Doctor of Philosophy

Program

History

Collaborative Specialization

Migration and Ethnic Relations

Supervisor

Bangarth, Stephanie

Affiliation

King's University

Abstract

Canadian historical and national narratives often prize the creation of “White Canada” through immigration from European nations. Significant movements of people from the Asia-Pacific region often get left out of these narratives, even though Asian populations have been in Canada as long as white settlers. Furthermore, the growing body of Asian Canadian literature itself has developed a tunnel vision for East and South Asian immigrants, neglecting myriad other groups from regions such as Southeast Asia. While Chinese, Japanese, and South Asian immigrants have dominated immigration from Asia until recently, other groups such as Filipinos have long been living and working within Canada.
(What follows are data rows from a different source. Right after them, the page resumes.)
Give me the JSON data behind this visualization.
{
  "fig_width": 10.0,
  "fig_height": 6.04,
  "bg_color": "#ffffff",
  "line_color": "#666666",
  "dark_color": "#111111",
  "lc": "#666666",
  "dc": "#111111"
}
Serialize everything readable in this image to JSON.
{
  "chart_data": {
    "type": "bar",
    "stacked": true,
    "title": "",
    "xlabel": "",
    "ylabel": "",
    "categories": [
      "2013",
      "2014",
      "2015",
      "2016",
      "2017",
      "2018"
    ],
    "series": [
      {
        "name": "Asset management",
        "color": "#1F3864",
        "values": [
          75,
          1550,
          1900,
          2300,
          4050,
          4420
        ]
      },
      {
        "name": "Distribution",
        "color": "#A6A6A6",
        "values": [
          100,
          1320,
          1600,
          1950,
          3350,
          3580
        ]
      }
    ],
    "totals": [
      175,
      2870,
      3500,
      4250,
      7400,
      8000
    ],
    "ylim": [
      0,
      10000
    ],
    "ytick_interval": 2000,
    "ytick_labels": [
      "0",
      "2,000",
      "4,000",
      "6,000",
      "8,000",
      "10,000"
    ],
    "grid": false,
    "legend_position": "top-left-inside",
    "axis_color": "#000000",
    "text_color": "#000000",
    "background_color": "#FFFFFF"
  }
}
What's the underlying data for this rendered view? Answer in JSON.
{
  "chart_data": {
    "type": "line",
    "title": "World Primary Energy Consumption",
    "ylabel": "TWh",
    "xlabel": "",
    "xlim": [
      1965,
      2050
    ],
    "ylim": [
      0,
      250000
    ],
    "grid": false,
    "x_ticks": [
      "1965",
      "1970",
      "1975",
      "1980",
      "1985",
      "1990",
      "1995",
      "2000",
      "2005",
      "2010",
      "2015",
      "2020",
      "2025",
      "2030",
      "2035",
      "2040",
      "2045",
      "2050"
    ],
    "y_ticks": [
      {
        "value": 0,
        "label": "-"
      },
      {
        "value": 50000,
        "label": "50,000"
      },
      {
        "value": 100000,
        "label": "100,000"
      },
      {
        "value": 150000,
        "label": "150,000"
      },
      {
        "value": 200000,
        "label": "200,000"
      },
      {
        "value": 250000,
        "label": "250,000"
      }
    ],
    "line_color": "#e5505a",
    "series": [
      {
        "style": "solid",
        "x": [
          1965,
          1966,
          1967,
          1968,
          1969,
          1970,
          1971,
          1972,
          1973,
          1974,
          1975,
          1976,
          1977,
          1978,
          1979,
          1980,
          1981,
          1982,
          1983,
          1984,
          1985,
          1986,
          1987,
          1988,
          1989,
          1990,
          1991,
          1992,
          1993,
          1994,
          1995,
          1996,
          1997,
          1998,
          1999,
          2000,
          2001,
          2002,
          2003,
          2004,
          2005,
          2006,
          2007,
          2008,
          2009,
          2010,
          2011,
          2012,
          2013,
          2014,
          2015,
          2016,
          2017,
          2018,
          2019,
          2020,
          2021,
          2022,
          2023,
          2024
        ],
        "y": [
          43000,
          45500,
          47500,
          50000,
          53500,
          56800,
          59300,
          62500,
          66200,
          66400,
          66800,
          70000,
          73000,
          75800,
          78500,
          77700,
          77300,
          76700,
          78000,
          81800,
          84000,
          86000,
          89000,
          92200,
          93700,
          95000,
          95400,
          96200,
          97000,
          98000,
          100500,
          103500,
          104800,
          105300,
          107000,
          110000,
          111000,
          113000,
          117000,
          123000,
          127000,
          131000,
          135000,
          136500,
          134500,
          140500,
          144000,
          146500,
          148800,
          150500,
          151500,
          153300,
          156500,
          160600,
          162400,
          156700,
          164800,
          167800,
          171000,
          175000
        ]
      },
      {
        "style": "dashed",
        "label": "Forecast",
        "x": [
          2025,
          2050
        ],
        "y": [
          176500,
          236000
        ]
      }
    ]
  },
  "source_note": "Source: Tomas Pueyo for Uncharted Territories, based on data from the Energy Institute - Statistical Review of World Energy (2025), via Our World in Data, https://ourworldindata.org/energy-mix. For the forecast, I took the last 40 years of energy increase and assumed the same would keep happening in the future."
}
Today, the Philippines is the largest source country of immigrants to Canada and yet remains one of the least studied ethnic communities.

This dissertation analyzes the history of the Filipino community in Winnipeg to the 1980s, as well as detailing their longer history in Canada. Today, Winnipeg has the third largest Filipino population in Canada, which is the largest in terms of per-capita population. The major research question, “Why Winnipeg?”, forms the heart of this dissertation. What factors in Canada and the Philippines have combined to create the historically vibrant Prairie community? This study first lays out the history of the community to fill a knowledge gap on the Filipino diaspora in Canada, particularly from a historical perspective, analyzing themes of post-Second World War international relations, labour history, and the history of under-development in the Philippines. This analysis argues that a serendipitous confluence of events led to the origins and growth of the Winnipeg Filipino community. After laying this historical foundation, the themes of identity and memory are explored. This dissertation adopts the term “Filipino Self” and the “Filipino Other” to describe how, through the medium of ethnic media, the Winnipeg community negotiated a Filipino identity in the diaspora that directly engaged with the Philippine national identity, demonstrating the tight connection maintained to their Southeast Asian homeland. The analysis then examines the dynamics of historical memory within the community, and the politics that come along with crafting such discussions, through the examination of a museum exhibit celebrating 50 years of Filipinos in Winnipeg.